Dendritic cells in the vicinity of the shot take up the antigen-coding RNA and can, as a result, produce tons of antigen on their own. This triggers an effect similar to traditional vaccines, in which dendritic cells displaying their antigenic trophies on their surfaces race to the lymph nodes to tip off the immune cells hanging out there.
Dendritic cells’ newfound ability to brew up the SARS-CoV-2 antigen they’ve produced by themselves may result in bits of chewed-up antigen being displayed all the more abundantly on these cells surfaces. This, Pulendran suggested, could boost the immune response — and could help explain the effectiveness of both RNA-based COVID-19 vaccines.
Non-immune cells such as those in muscle or nearby fat tissue — which wouldn’t have ingested the antigens contained in traditional vaccines — can, in principle, take up RNA; but they do so far less efficiently than dendritic cells.
If any non-immune cells in the vicinity were to take up RNA from the COVID-19 vaccine, they, too, would produce the spike protein. And they, too, would chew up a fraction of these newly produced protein pieces into little tidbits and display them on their surfaces for inspection by roving immune cells that survey our tissues for signs of intruders.
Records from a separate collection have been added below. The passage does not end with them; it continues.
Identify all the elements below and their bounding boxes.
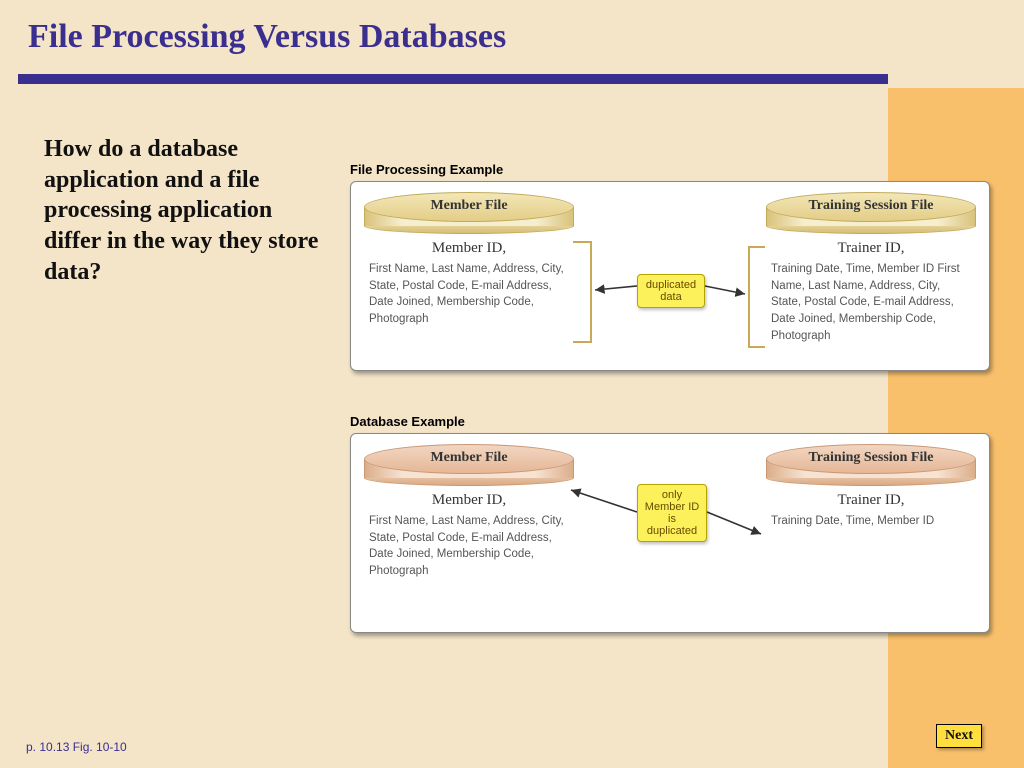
page-title: File Processing Versus Databases bbox=[28, 18, 996, 56]
member-id-line: Member ID, bbox=[363, 240, 575, 257]
trainer-id-line-2: Trainer ID, bbox=[765, 492, 977, 509]
title-rule bbox=[18, 74, 888, 84]
cylinder-icon: Member File bbox=[364, 444, 574, 486]
training-file-block: Training Session File Trainer ID, Traini… bbox=[765, 192, 977, 344]
member-fields-2: First Name, Last Name, Address, City, St… bbox=[363, 509, 575, 580]
cylinder-icon: Training Session File bbox=[766, 192, 976, 234]
training-fields: Training Date, Time, Member ID First Nam… bbox=[765, 257, 977, 344]
training-fields-2: Training Date, Time, Member ID bbox=[765, 509, 977, 530]
cyl-title: Member File bbox=[364, 198, 574, 214]
trainer-id-line: Trainer ID, bbox=[765, 240, 977, 257]
member-id-line-2: Member ID, bbox=[363, 492, 575, 509]
next-button[interactable]: Next bbox=[936, 724, 982, 748]
database-panel: Member File Member ID, First Name, Last … bbox=[350, 433, 990, 633]
duplicated-data-note: duplicated data bbox=[637, 274, 705, 308]
cyl-title: Training Session File bbox=[766, 198, 976, 214]
question-text: How do a database application and a file… bbox=[26, 110, 326, 288]
cyl-title: Member File bbox=[364, 450, 574, 466]
cyl-title: Training Session File bbox=[766, 450, 976, 466]
training-file-block-2: Training Session File Trainer ID, Traini… bbox=[765, 444, 977, 530]
panel2-heading: Database Example bbox=[350, 414, 990, 429]
member-file-block: Member File Member ID, First Name, Last … bbox=[363, 192, 575, 328]
only-member-id-note: only Member ID is duplicated bbox=[637, 484, 707, 542]
page-reference: p. 10.13 Fig. 10-10 bbox=[26, 740, 127, 754]
cylinder-icon: Training Session File bbox=[766, 444, 976, 486]
member-file-block-2: Member File Member ID, First Name, Last … bbox=[363, 444, 575, 580]
member-fields: First Name, Last Name, Address, City, St… bbox=[363, 257, 575, 328]
panel1-heading: File Processing Example bbox=[350, 162, 990, 177]
cylinder-icon: Member File bbox=[364, 192, 574, 234]
file-processing-panel: Member File Member ID, First Name, Last … bbox=[350, 181, 990, 371]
This, Pulendran said, could amplify the antigen’s exposure to those patrolling inspectors on the lookout for invaded cells — for instance, in the lung and upper respiratory tract, where SARS-CoV-2 most likes to get a toehold. This would further strengthen the immune response.
Importantly, the genes of cells that ingest vaccine RNA aren’t altered. The RNA delivered by a vaccine needs only to get to the cytoplasm, not to penetrate the cell nucleus — where the genes reside — to produce antigenic material. Even if the vaccine RNA did get into the nucleus, our cells are unable to convert RNA into the DNA our genes are made of.
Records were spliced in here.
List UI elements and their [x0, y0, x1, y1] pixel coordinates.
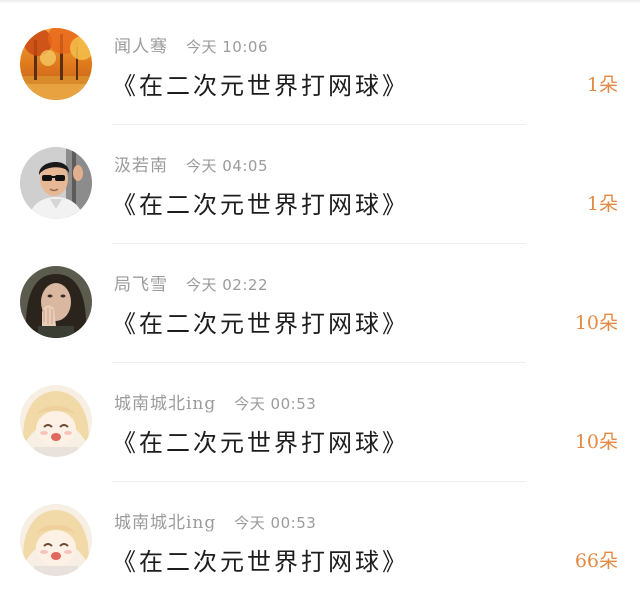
list-item[interactable]: 汲若南 今天 04:05 《在二次元世界打网球》 1朵 — [0, 125, 640, 244]
man-sunglasses-avatar[interactable] — [20, 147, 92, 219]
list-item[interactable]: 闻人骞 今天 10:06 《在二次元世界打网球》 1朵 — [0, 6, 640, 125]
user-name[interactable]: 闻人骞 — [114, 37, 168, 57]
item-meta: 局飞雪 今天 02:22 — [114, 270, 268, 295]
flower-count: 66朵 — [574, 550, 618, 572]
top-divider — [0, 0, 640, 4]
user-name[interactable]: 汲若南 — [114, 156, 168, 176]
list-item[interactable]: 局飞雪 今天 02:22 《在二次元世界打网球》 10朵 — [0, 244, 640, 363]
timestamp: 今天 00:53 — [234, 395, 317, 413]
woman-covering-face-avatar[interactable] — [20, 266, 92, 338]
flower-count: 1朵 — [586, 193, 618, 215]
timestamp: 今天 02:22 — [186, 276, 268, 294]
timestamp: 今天 10:06 — [186, 38, 268, 56]
autumn-forest-avatar[interactable] — [20, 28, 92, 100]
item-meta: 汲若南 今天 04:05 — [114, 151, 268, 176]
flower-count: 1朵 — [586, 74, 618, 96]
item-meta: 城南城北ing 今天 00:53 — [114, 508, 316, 533]
item-title[interactable]: 《在二次元世界打网球》 — [112, 542, 409, 577]
item-title[interactable]: 《在二次元世界打网球》 — [112, 185, 409, 220]
flower-count: 10朵 — [574, 312, 618, 334]
timestamp: 今天 00:53 — [234, 514, 317, 532]
flower-count: 10朵 — [574, 431, 618, 453]
item-title[interactable]: 《在二次元世界打网球》 — [112, 423, 409, 458]
gift-list: 闻人骞 今天 10:06 《在二次元世界打网球》 1朵 汲若南 今天 04:05… — [0, 6, 640, 601]
user-name[interactable]: 城南城北ing — [114, 394, 216, 414]
user-name[interactable]: 局飞雪 — [114, 275, 168, 295]
anime-girl-avatar[interactable] — [20, 504, 92, 576]
item-meta: 城南城北ing 今天 00:53 — [114, 389, 316, 414]
list-item[interactable]: 城南城北ing 今天 00:53 《在二次元世界打网球》 10朵 — [0, 363, 640, 482]
timestamp: 今天 04:05 — [186, 157, 268, 175]
item-title[interactable]: 《在二次元世界打网球》 — [112, 66, 409, 101]
user-name[interactable]: 城南城北ing — [114, 513, 216, 533]
item-title[interactable]: 《在二次元世界打网球》 — [112, 304, 409, 339]
anime-girl-avatar[interactable] — [20, 385, 92, 457]
list-item[interactable]: 城南城北ing 今天 00:53 《在二次元世界打网球》 66朵 — [0, 482, 640, 601]
item-meta: 闻人骞 今天 10:06 — [114, 32, 268, 57]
Nor can the vaccine RNA molecules taken up by our cells replicate themselves — our cells contain no capacity to perform that operation.
While the COVID-19 vaccines have been proven effective in preventing severe disease, their ability to block disease transmission remains unknown. But, Pulendran pointed out, that caveat applies to most vaccines we’ve been routinely using for years.
Another unknown, the durability of immunity the vaccines confer, can only be assessed as the months and years roll by.
The revolutionary new RNA vaccines may someday be recalled as the shots that cured around the world.